Tensions in disputed waterway

US admiral warns of risk of arms race in South China Sea

An aerial view shows the Pagasa (Hope) Island, which belongs to the disputed Spratly group of islands, in the South China Sea.
An aerial view shows the Pagasa (Hope) Island, which belongs to the disputed Spratly group of islands, in the South China Sea. PHOTO: REUTERS

China's 'military zones' eroding freedom of movement, forcing countries to beef up navies, he says

BEIJING • A senior American naval commander has implicitly accused China of creating "so-called military zones" close to artificial islands it has built in the South China Sea, declaring that such actions are eroding the security of one of the world's busiest waterways.

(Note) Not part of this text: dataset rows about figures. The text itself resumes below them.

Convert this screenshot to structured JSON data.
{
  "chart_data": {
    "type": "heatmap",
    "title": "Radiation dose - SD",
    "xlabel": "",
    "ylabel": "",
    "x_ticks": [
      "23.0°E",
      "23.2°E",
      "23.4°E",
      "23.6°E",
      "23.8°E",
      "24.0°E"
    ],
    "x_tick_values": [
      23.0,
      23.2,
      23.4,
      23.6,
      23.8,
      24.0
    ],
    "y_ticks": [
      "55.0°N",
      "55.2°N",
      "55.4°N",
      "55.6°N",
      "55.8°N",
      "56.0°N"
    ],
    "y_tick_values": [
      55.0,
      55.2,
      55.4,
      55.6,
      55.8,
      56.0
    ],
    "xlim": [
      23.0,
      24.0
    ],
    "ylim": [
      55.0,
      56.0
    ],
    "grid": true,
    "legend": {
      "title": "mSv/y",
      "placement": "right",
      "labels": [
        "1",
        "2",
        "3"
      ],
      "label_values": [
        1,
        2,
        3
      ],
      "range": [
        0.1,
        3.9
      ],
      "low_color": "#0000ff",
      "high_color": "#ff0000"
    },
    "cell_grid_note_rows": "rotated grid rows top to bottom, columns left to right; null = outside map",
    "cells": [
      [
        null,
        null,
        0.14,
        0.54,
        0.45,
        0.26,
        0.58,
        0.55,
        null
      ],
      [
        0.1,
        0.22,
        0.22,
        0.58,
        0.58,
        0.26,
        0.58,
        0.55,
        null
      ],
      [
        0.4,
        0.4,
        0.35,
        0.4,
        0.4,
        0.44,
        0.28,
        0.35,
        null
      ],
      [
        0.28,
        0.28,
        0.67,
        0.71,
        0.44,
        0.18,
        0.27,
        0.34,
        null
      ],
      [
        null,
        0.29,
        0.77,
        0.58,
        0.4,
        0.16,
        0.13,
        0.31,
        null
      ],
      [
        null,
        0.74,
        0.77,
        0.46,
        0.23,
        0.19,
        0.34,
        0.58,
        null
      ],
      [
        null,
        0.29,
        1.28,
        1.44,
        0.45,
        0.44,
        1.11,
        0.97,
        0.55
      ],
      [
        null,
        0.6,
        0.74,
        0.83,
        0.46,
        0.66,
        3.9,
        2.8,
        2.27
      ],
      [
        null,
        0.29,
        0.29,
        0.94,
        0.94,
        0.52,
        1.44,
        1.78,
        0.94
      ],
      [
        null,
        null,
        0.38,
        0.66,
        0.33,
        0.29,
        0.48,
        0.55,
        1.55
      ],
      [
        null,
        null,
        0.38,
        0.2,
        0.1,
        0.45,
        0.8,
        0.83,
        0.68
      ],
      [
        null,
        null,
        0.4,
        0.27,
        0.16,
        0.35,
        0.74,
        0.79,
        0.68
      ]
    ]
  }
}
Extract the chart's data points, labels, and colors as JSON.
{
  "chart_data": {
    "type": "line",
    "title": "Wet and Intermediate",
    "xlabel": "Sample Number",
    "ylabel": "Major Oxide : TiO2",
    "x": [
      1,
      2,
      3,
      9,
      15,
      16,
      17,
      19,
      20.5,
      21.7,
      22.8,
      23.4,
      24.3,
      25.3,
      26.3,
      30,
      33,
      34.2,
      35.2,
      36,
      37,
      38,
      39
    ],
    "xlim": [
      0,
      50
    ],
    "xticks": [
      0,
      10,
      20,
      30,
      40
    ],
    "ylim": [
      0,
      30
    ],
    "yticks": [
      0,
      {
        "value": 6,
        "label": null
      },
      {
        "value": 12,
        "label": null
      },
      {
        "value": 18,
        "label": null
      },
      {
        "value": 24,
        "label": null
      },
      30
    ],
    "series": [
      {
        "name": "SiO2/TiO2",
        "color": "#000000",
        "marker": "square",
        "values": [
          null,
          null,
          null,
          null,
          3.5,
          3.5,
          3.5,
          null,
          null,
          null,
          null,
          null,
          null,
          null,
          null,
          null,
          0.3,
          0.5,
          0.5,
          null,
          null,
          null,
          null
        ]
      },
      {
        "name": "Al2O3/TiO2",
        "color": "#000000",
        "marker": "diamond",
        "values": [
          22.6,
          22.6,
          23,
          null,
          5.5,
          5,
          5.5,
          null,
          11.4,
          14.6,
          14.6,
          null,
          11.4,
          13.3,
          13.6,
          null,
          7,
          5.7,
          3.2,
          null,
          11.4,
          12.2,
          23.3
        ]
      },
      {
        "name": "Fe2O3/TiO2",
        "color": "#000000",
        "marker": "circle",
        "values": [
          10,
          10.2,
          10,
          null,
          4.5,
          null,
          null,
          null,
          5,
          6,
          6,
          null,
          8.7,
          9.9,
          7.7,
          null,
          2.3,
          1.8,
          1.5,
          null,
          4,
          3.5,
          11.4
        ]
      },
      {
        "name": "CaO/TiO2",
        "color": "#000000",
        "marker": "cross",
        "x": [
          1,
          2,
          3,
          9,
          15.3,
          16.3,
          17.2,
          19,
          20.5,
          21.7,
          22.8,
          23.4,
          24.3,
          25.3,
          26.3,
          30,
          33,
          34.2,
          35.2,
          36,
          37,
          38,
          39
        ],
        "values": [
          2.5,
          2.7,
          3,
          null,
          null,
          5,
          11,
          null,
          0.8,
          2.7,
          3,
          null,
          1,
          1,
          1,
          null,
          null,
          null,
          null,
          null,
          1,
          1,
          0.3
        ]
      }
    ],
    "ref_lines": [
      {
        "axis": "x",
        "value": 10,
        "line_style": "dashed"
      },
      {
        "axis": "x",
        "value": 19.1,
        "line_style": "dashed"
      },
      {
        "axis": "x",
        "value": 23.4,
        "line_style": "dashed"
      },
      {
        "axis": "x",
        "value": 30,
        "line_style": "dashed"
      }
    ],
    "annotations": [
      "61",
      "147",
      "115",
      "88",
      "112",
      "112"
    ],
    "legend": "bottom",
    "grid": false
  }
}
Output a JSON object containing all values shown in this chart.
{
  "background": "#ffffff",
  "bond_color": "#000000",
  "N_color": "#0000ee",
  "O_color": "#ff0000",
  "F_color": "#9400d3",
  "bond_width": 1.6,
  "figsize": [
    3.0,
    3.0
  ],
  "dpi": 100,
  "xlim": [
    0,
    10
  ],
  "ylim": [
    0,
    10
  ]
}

In a speech in Honolulu, Hawaii, on Monday, Admiral Scott H. Swift of the US Pacific Fleet said commercial ships that had previously sailed freely through international shipping lanes were being diverted from areas deemed to be too close to the artificial islands built by China in the Spratly archipelago.

Adm Swift, who visited China last month, said that routine commercial and military operations in the area had become subject to warnings, interrupting freedom of navigation, as well as air rights, to such an extent that the "unilateral assertiveness" was becoming a trend that was "unacceptable".


Countries in the region are being forced to finance their navies beyond what is needed for self-defence, he said, implying that this was heightening the risk of an arms race.

Although Adm Swift did not say as much in his speech to a regional security forum, it was clear he was referring to China.

By mentioning "so-called military zones", he was offering a counterpoint to an assertion by Chinese President Xi Jinping during a visit to Washington in September that China did "not intend to pursue militarisation" of islands in the South China Sea.

The South China Sea has become one of the most serious strategic problems between China and the United States, largely because Washington challenges Beijing's right to enlarge tiny specks in the Spratly archipelago into islands big enough to accommodate military runways and radar equipment.

Other claimants of reefs and islands in the Spratlys include Malaysia, the Philippines, Taiwan and Vietnam.

Tussles between Chinese vessels and fishing trawlers from other nations around the South China Sea have occurred for years.

But the Chinese vessels have been emboldened by a new Chinese law this year that requires foreign fishing vessels to obtain permission to enter waters that China claims.

Trawlers from the Philippines and Vietnam have reported being hosed by Chinese water cannons this year and being robbed at gunpoint. In September, Vietnam said a Chinese vessel had sunk one of its fishing boats near the Paracel Islands, which are claimed by China and Vietnam.

Adm Swift's remarks came as the BBC reported that a single-engine Cessna 206 aircraft, rented by one of its television crews for filming the creation of artificial islands in the South China Sea, had been warned by the Chinese navy to turn back as it neared each of three artificial islands.

The plane was identified incorrectly by the Chinese as a military aircraft and ordered to leave the airspace around the islands China has built, the BBC said.

When the plane headed southwest towards Fiery Cross Reef, known as Yongshu Jiao in Chinese, and was close to 20 nautical miles to the reef where the Chinese have built a major runway, a voice came over the radio, the BBC said.

"Foreign military aircraft to north-west of Yongshu Island, this is the Chinese navy. You are threatening the security of our station," the voice said, according to the BBC.

When the plane flew towards Gaven Reefs and Mischief Reef, also places where the Chinese have undertaken construction, there were similar warnings from the Chinese, the BBC said.

As the plane turned back towards the Philippines, it came across a military aircraft of the Royal Australian Air Force patrolling the region that had apparently received orders from the Chinese to leave.

The purpose of such flights is to demonstrate to China that countries like Australia and the US do not recognise its newly manufactured islands, reported the BBC.

But it noted the islands do exist and China is already enforcing a 12-nautical-mile exclusion zone around them, or trying to.